Michael Ende: “A Historia sem fim”
Michael Ende: “A Historia sem fim”. Martins Fontes. São Paulo. 2001. 392 pgs.
Longe de mim pretender esboçar aqui um comentário crítico deste livro que, com frequência, serve de base para cursos, seminários, e jornadas filosóficas e literárias. Alias, foi por causa de um desses seminários –que acabou não acontecendo- pelo que me aventurei a lê-lo, pois se utilizaria como pauta do debate. A circunstância foi decisiva, porque a literatura alegórica não é gênero que me atraia. Entendo e respeito os escritores que lançam mão de metáforas fantásticas ou de animais inteligentes para dar recados ao ser humano. Mas eu prefiro viver os dramas ao natural, em versão realmente humana. Têm um sabor fenomenológico mais genuíno, ao menos para o meu paladar. E embora haja muita literatura simbólica de qualidade, a vida é curta e limitada, é preciso fazer opções, não se pode ler tudo o que se desejaria. Daí a escolha necessária, cada um conforme o seu gosto. Para o meu, a opção é direta, em carne e osso, sem necessidade de traduzir situações ou de explicar parábolas.
Nesta ocasião, aventurei-me na leitura por ocasião de um evento do qual fui privado. Mas o saldo foi positivo, e não perdi o costume de fazer algumas anotações que me chamaram a atenção. Todas com implicações humanistas diretas.
A certa altura da narrativa –o livro é todo ele uma grande narrativa, historia sem fim- deixa-se cair um comentário de tremenda atualidade. A insensibilidade, ou melhor, a anestesia para como o mal. Anota o autor: “Acontece, porém, que o horror vai deixando de ser tão terrível à medida que se repete muitas vezes. E, dado que esses lugares do Nada eram em número cada vez maior, os protagonistas acabaram por habituar-se a eles; ou melhor, tomara-os uma espécie de indiferença.” Ao horror, ao choque ético, segue-se um acomodamento, depois a indiferença, e passa-se a conviver com o mal, de modo pacífico. A conta não admite erros: não sendo a maldade a que míngua, o acerto somente se consegue com a aniquilação dos próprios valores.
Os sonhos, os detalhes, as pequenas coisas são como um protagonista lateral, silencioso, mas sempre presente. “Admirava-se por seu amigo se mostrar tão interessado exatamente nos pormenores mais corriqueiros.

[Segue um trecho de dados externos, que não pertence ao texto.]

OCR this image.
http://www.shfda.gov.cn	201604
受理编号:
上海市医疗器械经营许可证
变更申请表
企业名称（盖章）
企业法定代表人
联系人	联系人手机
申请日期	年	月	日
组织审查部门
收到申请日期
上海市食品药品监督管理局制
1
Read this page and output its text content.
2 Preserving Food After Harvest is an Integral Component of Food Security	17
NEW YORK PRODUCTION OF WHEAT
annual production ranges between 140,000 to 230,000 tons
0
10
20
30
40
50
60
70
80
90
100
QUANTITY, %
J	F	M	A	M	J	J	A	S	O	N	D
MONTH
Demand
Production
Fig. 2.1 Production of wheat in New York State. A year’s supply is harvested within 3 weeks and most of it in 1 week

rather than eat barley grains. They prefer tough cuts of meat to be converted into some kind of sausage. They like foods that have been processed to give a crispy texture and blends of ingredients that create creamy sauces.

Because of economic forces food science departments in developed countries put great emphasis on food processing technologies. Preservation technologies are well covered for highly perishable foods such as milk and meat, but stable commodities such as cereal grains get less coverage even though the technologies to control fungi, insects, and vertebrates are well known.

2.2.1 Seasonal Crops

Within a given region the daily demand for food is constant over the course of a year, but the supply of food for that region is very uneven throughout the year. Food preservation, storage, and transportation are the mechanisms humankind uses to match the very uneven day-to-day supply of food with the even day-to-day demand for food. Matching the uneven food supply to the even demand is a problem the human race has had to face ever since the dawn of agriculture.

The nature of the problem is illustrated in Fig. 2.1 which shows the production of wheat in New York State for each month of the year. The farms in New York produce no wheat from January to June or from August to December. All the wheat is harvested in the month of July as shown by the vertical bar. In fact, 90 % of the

Talvez devido à maneira como o escutava, esses pormenores comuns do dia-a-dia da sua vida pareciam-lhe cada vez menos comuns, como se encerram-se um segredo de que ele nunca se dera conta.” Nada valoriza tanto a nossa vida, a nossa historia, como ter alguém disposto a escutá-la. Eis uma versão da solidariedade, a empatia, que brilha pela ausência neste mundo de agendas apertadas.
E por trás dos sonhos, a memória da própria identidade, que implica reflexão permanente. É preciso sonhar, ter desejos; mas cuidado com os desejos que te tiram a memória do teu mundo, de quem você é na realidade. “Somente se podem desejar coisas enquanto se lembra do seu mundo. Mas estes sujeitos que estão aqui (num determinado lugar do livro) esgotaram todas as suas recordações. Quem não tem passado, também não tem futuro. Para eles nada pode mudar, porque eles próprios já não podem mudar”.
Como disse, são inúmeras as temáticas, que decolando das linhas verdes e vermelhas de “A História sem fim”, proporcionam sustento para uma reflexão filosófica, humanista, antropológica. Teremos de esperar o próximo seminário para encantar-nos com a variedade do espectro. Para já fica outro recado que, ao meu modo de ver, percorre todo o livro como fio condutor: Não será a leitura, o mergulhar nos livros, a oportunidade que cada um tem de viver sua história sem fim? Vai ver que esse é o motivo pelo qual este livro é tão solicitado.